You’ll find everything you need on this page, if you choose to go with this design.

188 made that mistake in 2006. We built a very fancy laser-cut and welded aluminum sheetmetal chassis, with a low profile and clearance for climbing ramps. It was exceptionally light, and quite stiff in most directions when the top plate was bolted on (to tie the gearboxes and bottom plate together).

Then we stuck a 30-pound shooter on the top, along with enough other stuff that the robot was at the weight limit, as usual. :o

This is exactly what we have built, and have been playing with for the last week. Our team went to a work shop after the kickoff and had the robot mostly assembled. It took us a couple days after that to figure out that our programming was not working because the connector on the cable to the sidecar was on backwards. We only are powering the middle wheels until we decide whether the base is wide or long. Then we will cut the rest of the chain.

Instead of designing a new chassis, I tell the chassis team what everyone was saying, that it is not worth designing a chassis because we do not know about chassis design. Instead I will have them work on the BAD (Ball Acquisition Device), and consider the two chassis and just making small modifications where ever we need.

Da Johnny Boy

Use what’s provided in the kit. We love the c-base channels included in the kit, and use them to build all of our chassis. I highly recommend 1114’s Kitbot on Steroids. We’re doing our own version of that this year, but just reading it helps.

From what what’s been described so far, I’d really suggest using the kit chassis. It’s easy to take apart and bolt back together together again, so it’s not difficult to make modifications to while you’re testing.

The most important thing I’d suggest, especially this far into build season, is that you finalize your robot design before you make any cuts or modifications to the kit chassis pieces. I would make a decision on chassis configuration soon though, because tweaking your prototypes to fit one chassis design or another can wind up taking more time than you think. You also do not want to take time away from prototyping and finalizing your other systems, such as a shooter or intake device.

You definitely seem to know what you are doing, but as a Rookie team, it’s important that you don’t try to bite off more than you can chew. As you mentioned, you haven’t designed your own chassis before, so its good to think about that before diving into it, especially since we’re entering week 3. It definitely sounds like you have the resources available to you, but make sure that you keep on top of how much time is left in build season. The last day of build will creep up on you faster than you think.

What is/was the design flaw? I am very interested to learn what the flaw was and how it impacted your robot.

Welded steel chassis? Approve!

OP: the kit frame is probably more than adequate for what you want. My team will be using a customized kit-frame, welded together to save the weight of the kit fasteners (~3lbs).

The flaw* with the kit chassis is the length of the axles between supports (the two c channels) makes it susceptible to damage from hard vertical impacts on the wheels. Two possible fixes for this are to increase the axle size to 1/2" or to move the two c channels closer together (reducing the bending moment on the axle from any given load on the wheels).

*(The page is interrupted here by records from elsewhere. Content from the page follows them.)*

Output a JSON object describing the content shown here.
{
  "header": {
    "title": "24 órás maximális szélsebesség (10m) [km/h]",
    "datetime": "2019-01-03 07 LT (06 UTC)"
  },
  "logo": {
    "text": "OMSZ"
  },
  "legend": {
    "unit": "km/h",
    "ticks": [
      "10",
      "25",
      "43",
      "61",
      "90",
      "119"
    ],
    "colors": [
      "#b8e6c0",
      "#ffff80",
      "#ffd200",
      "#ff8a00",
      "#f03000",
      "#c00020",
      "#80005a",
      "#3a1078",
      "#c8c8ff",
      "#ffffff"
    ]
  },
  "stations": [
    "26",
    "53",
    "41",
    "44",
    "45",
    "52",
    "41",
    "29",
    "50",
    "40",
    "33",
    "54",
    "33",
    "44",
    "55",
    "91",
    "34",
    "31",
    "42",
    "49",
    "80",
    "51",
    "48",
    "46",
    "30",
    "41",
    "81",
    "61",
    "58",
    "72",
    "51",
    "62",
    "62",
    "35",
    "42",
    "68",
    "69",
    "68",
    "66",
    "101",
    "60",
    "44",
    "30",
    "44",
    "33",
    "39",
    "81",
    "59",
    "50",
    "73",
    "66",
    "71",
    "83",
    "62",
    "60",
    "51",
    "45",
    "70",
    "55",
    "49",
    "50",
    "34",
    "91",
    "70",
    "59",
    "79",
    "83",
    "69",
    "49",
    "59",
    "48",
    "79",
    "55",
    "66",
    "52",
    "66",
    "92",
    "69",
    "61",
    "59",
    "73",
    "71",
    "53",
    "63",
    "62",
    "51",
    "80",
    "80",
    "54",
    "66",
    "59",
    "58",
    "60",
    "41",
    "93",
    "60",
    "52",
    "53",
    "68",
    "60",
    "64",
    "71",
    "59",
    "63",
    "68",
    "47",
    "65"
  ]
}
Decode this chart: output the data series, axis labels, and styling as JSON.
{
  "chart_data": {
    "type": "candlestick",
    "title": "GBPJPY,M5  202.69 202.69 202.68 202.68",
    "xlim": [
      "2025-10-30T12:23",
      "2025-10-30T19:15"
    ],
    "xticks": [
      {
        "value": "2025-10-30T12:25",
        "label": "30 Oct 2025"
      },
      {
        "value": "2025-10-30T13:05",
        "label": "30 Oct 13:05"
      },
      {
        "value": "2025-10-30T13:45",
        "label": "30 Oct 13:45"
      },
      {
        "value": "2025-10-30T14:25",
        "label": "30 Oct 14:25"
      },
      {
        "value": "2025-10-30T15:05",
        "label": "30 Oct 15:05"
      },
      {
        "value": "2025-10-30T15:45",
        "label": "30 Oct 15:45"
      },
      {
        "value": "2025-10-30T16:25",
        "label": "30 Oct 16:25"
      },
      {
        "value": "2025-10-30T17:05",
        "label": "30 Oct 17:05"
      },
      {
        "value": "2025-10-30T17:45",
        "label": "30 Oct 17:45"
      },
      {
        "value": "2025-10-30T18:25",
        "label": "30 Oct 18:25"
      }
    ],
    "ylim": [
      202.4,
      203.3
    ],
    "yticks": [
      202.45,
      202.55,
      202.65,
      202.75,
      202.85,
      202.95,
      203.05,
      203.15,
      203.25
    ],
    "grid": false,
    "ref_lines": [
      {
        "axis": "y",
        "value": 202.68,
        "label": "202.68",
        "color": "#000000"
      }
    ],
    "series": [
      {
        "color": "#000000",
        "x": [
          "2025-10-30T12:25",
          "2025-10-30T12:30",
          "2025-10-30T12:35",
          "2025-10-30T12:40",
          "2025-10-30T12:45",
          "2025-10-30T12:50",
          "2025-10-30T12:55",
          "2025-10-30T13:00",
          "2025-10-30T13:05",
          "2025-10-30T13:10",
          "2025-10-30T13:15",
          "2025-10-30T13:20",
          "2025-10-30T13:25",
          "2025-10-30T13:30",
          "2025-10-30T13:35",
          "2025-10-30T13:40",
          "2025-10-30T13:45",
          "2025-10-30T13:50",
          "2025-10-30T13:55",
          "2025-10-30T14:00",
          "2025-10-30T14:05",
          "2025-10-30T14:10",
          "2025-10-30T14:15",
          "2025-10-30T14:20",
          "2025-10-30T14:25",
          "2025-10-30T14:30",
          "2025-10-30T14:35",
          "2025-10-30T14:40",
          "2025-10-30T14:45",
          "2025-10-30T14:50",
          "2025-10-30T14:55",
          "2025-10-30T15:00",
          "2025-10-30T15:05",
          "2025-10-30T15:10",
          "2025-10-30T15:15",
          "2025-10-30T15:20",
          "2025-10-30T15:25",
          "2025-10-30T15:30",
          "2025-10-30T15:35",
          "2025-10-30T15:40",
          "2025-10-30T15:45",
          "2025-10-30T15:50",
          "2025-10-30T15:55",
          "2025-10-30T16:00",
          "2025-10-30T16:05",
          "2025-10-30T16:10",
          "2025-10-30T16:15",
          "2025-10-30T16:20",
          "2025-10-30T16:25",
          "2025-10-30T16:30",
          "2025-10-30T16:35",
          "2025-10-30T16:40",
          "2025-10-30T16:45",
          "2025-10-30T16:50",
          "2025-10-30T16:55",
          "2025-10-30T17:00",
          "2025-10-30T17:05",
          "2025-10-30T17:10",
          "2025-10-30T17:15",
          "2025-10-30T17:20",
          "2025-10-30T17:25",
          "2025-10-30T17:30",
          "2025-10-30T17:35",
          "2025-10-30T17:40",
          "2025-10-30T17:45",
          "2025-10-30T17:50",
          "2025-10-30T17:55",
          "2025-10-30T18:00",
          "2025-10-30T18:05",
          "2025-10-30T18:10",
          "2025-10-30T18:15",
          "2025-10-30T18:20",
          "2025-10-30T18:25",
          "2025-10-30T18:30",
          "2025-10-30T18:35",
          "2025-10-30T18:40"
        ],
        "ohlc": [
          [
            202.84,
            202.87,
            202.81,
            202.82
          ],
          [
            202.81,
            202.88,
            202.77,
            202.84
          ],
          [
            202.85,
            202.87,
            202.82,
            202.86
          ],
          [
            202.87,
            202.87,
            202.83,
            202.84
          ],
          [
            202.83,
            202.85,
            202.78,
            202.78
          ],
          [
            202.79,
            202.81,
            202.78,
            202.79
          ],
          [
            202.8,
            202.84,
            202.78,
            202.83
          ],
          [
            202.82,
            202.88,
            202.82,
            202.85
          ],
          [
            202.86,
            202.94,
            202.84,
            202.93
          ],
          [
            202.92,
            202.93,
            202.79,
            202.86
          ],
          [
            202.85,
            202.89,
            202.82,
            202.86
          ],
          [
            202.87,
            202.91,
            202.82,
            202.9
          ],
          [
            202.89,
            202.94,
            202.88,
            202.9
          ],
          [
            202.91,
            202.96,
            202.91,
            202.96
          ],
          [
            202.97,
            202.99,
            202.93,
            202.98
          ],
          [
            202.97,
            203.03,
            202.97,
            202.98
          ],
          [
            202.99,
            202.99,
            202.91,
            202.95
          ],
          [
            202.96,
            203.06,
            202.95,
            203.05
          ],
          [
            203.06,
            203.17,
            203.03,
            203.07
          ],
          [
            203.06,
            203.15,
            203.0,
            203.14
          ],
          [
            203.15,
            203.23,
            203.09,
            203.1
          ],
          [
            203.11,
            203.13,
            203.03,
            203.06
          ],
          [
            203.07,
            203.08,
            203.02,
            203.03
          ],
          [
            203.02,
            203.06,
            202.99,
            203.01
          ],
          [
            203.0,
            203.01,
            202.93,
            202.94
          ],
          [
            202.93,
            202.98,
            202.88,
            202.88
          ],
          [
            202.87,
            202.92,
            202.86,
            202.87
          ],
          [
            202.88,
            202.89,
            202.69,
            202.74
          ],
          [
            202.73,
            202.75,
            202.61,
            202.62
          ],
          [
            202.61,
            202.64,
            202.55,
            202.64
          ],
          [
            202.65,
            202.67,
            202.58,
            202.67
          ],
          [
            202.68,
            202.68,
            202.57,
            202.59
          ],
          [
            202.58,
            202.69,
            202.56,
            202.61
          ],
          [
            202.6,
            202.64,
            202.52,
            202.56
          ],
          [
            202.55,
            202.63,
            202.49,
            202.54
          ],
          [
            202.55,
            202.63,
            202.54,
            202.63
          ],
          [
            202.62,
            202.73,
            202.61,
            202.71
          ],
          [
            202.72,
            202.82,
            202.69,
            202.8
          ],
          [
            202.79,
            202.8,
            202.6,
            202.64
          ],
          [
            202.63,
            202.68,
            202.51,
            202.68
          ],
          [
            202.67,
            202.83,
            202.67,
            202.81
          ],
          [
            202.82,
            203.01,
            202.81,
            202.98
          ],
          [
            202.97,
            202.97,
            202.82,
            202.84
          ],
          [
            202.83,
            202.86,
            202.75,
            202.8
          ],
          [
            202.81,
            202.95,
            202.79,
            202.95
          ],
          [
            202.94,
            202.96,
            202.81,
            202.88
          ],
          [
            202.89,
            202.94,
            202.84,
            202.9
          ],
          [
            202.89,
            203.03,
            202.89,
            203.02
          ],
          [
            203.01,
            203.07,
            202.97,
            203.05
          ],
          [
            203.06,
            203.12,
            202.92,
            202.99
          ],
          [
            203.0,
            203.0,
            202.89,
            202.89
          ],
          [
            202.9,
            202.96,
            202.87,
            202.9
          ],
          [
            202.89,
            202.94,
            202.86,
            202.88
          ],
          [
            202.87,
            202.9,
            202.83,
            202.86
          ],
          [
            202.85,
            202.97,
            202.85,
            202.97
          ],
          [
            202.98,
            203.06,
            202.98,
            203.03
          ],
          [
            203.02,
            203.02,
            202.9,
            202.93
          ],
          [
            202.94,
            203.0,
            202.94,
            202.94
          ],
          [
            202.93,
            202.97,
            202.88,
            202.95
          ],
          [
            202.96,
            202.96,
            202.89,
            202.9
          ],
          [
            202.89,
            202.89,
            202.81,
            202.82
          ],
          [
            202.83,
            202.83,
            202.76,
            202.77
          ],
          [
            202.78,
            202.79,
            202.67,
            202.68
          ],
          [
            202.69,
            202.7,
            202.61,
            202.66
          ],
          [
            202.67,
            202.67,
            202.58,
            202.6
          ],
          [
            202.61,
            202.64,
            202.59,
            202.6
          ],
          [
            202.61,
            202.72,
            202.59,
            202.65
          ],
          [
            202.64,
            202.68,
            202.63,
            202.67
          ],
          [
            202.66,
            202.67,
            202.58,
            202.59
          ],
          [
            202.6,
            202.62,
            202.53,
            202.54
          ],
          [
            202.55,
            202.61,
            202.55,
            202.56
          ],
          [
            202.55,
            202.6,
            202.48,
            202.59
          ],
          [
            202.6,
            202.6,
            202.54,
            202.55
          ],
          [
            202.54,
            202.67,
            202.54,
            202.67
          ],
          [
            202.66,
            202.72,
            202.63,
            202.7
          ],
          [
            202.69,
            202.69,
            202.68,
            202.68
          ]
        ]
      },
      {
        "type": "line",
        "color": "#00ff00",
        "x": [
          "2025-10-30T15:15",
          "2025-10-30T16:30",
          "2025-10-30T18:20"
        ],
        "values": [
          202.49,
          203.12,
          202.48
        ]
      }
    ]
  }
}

*Flaw in this case refers to a structural limitation, not a fatal mechanical design oversight.

The kit is awesome for beginner teams and vets alike. We’re not using it this year for us, but i’m sure it can be worked to make due for this year.

We’re doing this, this year. The biggest reason was how much easier it is to weld, we really wanted as many aspects of our robot to be done by our students instead of the mentors welding it.

I can’t wait to see people’s faces when we tell them it’s steel!

We built something like this last year for a “develop-bot” so the programmers can perfect their code during bag and tag. We used plywood for the middle and it worked out great. It was actually very sturdy and easy to screw things to the floor.